Monday, January 30, 2012

How to Add Gadgets/Widgets to Blogger

The latest tutorial video.  I've included instructions on how to add html gadgets.  It sounds more complex than it is!

Monday, January 23, 2012

Blog Footer

The blog footer is way down at the bottom of your blog and should not be confused with the area below each blog post.  The blog footer is below your main text column.  So if you're on the home page, you have to scroll all the way down through all the latest blog posts to see the footer.

The footer can be customized.  How much it can be customized depends on what type of blogging platform you are using.  Essentially, you can put anything in the footer that you can put in the sidebars or header.

I have several blogs and I almost never use my footer area.  The primary reason being visibility.  Not many people are going to scroll all the way down and then take a peek at whatever widget you have down there.  So any important widget (following the blog, blog stats, etc...) should go in the bar if you actually want people to see it.

The second reason why I don't use the footer area is because I find it distracting.  Depending on how long the post is, the footer may be somewhat visible if the reader has clicked on an individual post title to read.  In other words, they are not looking at a single post and not your entire text column.  To me, it's overwhelming to have lots of content in the header, lots of content in the sidebar and lots of content in the footer.  I want the focus to always be on the blog post itself.

I'm not saying you shouldn't use the blog footer.  I'm just listing off reasons for why I don't use that space.  Depending on the type of blog you are writing, you have have a really good need for using that lower area.  Just remember to keep things clean and focused. 

Monday, January 16, 2012

Kindle Publishing for Blogs

Amazon has a little heard of feature called Kindle Publishing for Blogs.  You can check out the site here.  When you first click on the site it says that you can only view it using certain internet browsers.  It's a lie.  I have used several "non-supported" browsers to access it and it works perfectly.
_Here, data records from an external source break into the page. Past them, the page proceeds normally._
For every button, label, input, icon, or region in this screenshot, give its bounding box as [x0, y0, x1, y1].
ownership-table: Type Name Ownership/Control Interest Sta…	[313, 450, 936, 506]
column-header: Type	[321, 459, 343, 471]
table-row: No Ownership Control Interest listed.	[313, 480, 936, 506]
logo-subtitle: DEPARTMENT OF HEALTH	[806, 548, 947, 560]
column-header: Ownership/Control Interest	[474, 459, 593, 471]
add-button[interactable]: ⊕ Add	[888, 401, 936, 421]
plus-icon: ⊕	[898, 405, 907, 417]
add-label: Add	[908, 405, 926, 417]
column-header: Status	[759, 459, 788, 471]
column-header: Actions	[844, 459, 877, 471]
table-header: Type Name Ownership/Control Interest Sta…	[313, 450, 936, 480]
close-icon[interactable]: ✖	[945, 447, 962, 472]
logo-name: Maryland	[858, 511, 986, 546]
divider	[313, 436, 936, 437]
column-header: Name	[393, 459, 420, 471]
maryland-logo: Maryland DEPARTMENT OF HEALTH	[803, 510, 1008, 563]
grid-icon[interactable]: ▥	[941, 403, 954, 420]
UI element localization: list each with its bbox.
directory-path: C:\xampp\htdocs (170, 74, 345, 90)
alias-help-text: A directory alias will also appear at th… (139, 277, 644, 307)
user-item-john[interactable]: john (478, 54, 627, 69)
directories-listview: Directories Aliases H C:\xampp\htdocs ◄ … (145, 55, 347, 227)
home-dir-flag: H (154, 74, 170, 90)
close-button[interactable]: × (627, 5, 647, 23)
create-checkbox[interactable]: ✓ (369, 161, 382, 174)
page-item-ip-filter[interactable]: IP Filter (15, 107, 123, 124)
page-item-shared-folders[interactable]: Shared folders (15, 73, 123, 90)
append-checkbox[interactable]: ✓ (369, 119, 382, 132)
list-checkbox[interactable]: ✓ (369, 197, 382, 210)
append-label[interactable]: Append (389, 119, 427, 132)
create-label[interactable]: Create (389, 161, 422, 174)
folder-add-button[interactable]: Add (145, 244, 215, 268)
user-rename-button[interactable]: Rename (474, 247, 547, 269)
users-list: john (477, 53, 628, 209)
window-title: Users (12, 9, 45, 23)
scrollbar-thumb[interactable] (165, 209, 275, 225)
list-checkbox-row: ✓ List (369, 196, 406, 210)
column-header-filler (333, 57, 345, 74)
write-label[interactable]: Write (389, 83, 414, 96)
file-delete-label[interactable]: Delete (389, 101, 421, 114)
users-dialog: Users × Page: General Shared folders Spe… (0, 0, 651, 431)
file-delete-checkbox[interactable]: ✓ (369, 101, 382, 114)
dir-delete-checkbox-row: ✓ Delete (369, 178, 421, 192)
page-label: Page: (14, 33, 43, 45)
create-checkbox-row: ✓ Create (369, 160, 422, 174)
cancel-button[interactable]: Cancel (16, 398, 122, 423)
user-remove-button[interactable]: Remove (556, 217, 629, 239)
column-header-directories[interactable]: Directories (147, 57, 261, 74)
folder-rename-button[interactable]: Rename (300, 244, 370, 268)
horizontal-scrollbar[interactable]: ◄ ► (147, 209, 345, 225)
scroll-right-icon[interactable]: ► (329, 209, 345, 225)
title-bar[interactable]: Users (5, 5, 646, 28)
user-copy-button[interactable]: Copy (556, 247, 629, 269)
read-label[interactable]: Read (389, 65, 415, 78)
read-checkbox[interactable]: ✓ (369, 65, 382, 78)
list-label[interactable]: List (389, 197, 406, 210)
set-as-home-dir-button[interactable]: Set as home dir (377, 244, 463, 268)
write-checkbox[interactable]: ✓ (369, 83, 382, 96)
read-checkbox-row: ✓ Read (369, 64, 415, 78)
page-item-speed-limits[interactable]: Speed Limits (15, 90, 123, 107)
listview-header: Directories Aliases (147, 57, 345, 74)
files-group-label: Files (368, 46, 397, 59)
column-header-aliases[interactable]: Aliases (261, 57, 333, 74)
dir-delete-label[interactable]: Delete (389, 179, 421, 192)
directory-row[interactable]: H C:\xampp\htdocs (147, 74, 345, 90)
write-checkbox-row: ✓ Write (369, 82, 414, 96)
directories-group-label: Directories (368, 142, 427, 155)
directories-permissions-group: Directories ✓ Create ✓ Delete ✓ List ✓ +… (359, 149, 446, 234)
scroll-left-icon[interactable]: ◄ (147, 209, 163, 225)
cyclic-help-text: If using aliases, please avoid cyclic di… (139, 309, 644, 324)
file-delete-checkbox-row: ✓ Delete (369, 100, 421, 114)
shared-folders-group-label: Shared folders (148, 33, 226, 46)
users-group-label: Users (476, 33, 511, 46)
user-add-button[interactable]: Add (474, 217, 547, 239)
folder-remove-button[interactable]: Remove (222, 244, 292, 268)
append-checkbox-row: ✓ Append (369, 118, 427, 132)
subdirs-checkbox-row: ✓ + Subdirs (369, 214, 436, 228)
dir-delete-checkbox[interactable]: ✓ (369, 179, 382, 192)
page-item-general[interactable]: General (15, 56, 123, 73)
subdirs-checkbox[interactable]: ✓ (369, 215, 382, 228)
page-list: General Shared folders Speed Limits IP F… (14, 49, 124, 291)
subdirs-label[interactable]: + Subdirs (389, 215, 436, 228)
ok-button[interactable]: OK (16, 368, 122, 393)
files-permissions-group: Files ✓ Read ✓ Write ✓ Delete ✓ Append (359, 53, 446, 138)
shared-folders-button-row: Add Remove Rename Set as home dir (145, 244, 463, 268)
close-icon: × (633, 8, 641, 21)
Here's how it works in a nutshell:

You upload your blog's RSS feed to Amazon.  People can then subscribe to your blog through Amazon by paying a monthly fee decided by Amazon (usually between $.99-2.99).  The idea is that they could read your blog on their Kindle device rather than on the computer.  You get a percentage of the monthly fee paid.

The reality?  This idea sounds nice on paper.  But why pay money for something you can read for free?  3 of my 5 blogs are "published" on Amazon and I've only ever had one subscriber that lasted for a few months.  With most Kindle devices having internet connections and most blogs offering an email option, there's really no reason to be paying money for a blog subscription.

I keep my three blogs up on Amazon just for the heck of it.  I figure it can't hurt and if nothing else it could maybe redirect a potential new reader to my actual blog site.

Monday, January 9, 2012

What is an RSS Feed?

RSS feed is a term you will come across constantly as a blogger.  It's an extremely important concept to understand if you wish to expand your blog's audience.

RSS stands for Real Simple Syndication.  Don't ask why it's the term used.  What's important is what it's used for.  Basically, your blog generates a feed when you publish your content.  Think of it like a magazine.  One blog post is a single issue of a magazine.

The RSS feed is how people can subscribe to your blog.  By subscribing to your blog's feed, they are telling the blog to send posts ("issues") to them on a regular basis.  The most common methods of receiving a subscription are through email (the blog sends the post as an email) or through an RSS reader (a program that can read RSS feeds).

So why is this useful?

First of all, it's very convenient for readers.  Ideally, you want 100% of your readers to read 100% of your blog posts.  Unless a blog is part of a person's usual internet browsing routine, it's easy to forget to check back on a regular basis.  Having a blog post sent to an email increases the likelihood that it will be read.

The other big reason is that it helps you, the blog author, to expand your audience potential.  Many places such as (but certainly not limited to) Facebook allow you to upload your blog's RSS feed.  This means that people could view your posts on Facebook.  You use the more popular site's broader appeal to help attract attention to your blog.

But before you go upload your blog everywhere do keep something in mind:

If you upload your RSS feed to every site you come across it means that people are reading the post on the third party site and not your blog.  The number of people you actually have visiting your blog greatly affects your SEO.

So to sum up: find the careful balance between attracting new readers but at the same time keeping people on your blog.